Global thermostats control temperature of all atom in a system uniformly. This may lead to cold solute and hot solvent due to a slow heat transfer.

With local thermostats it is possible to control temperature in selected groups of atoms independently. This works well for large solutes, but if solute is small this approach may result in large fluctuations and hence unphysical dynamics.

Specifying local thermostats

With NAMD it is possible to set coupling coefficients for each atom in occupancy or beta column of a pdb file:

langevinFile
langevinCol

tCoupleFile
tCoupleFCol

In GROMACS temperature of a selected groups of atoms can be controlled independently using tc-grps.
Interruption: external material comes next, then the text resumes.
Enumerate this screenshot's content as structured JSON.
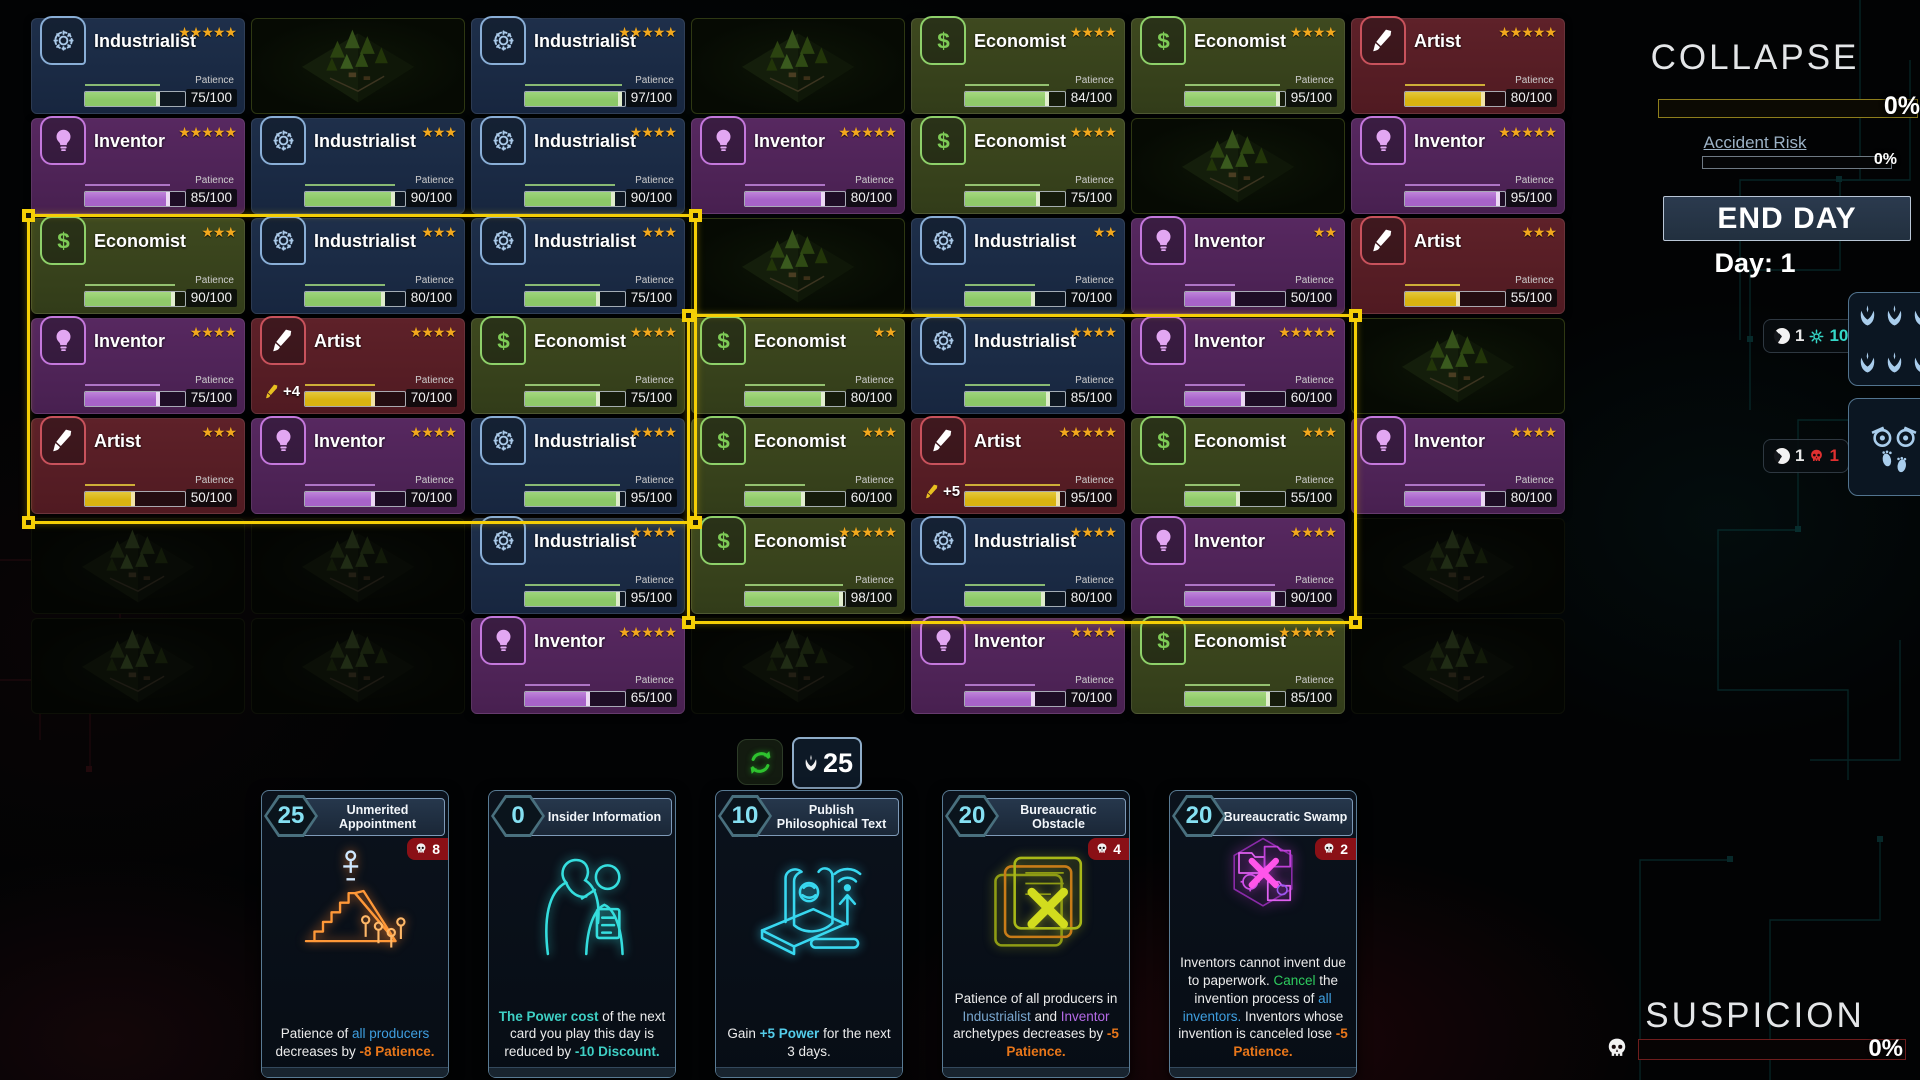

Temperature coupling groups are coupled separately to temperature bath.

Selecting thermostats in molecular dynamics packages

Thermostat/MD package GROMACS NAMD AMBER
velocity rescaling   reascaleFreq (steps)  
velocity reassignment   reassignFreq (steps)  
Andersen tcoupl = andersen    
massive-Andersen tcoupl = andersen-massive   ntt = 2
Lowe-Andersen   loweAndersen on  
Berendsen tcoupl = berendsen tCouple on ntt = 1
Langevin   langevin on ntt = 3
Bussi tcoupl = V-rescale stochRescale on  
Nose-Hoover tcoupl = nose-hoover    
Nose-Hoover-chains nh-chain-length (default 10)    

Key Points

  • On the molecular level, temperature manifests itself as a number of particles having a certain average kinetic energy.

  • Thermodynamic ensembles are … FIXME

  • Some temperature control algorithms (e.g. the Berendsen thermostat) fail to produce kinetic energy distributions that represent a correct thermodynamic ensemble.

  • Other thermostats, like Nosé-Hoover, produce correct thermodynamic ensembles but can take long to converge.

  • Even though the the Berendsen thermostat fails to produce correct thermodynamic ensembles, it can be useful for system relaxation as it is robust and converges fast.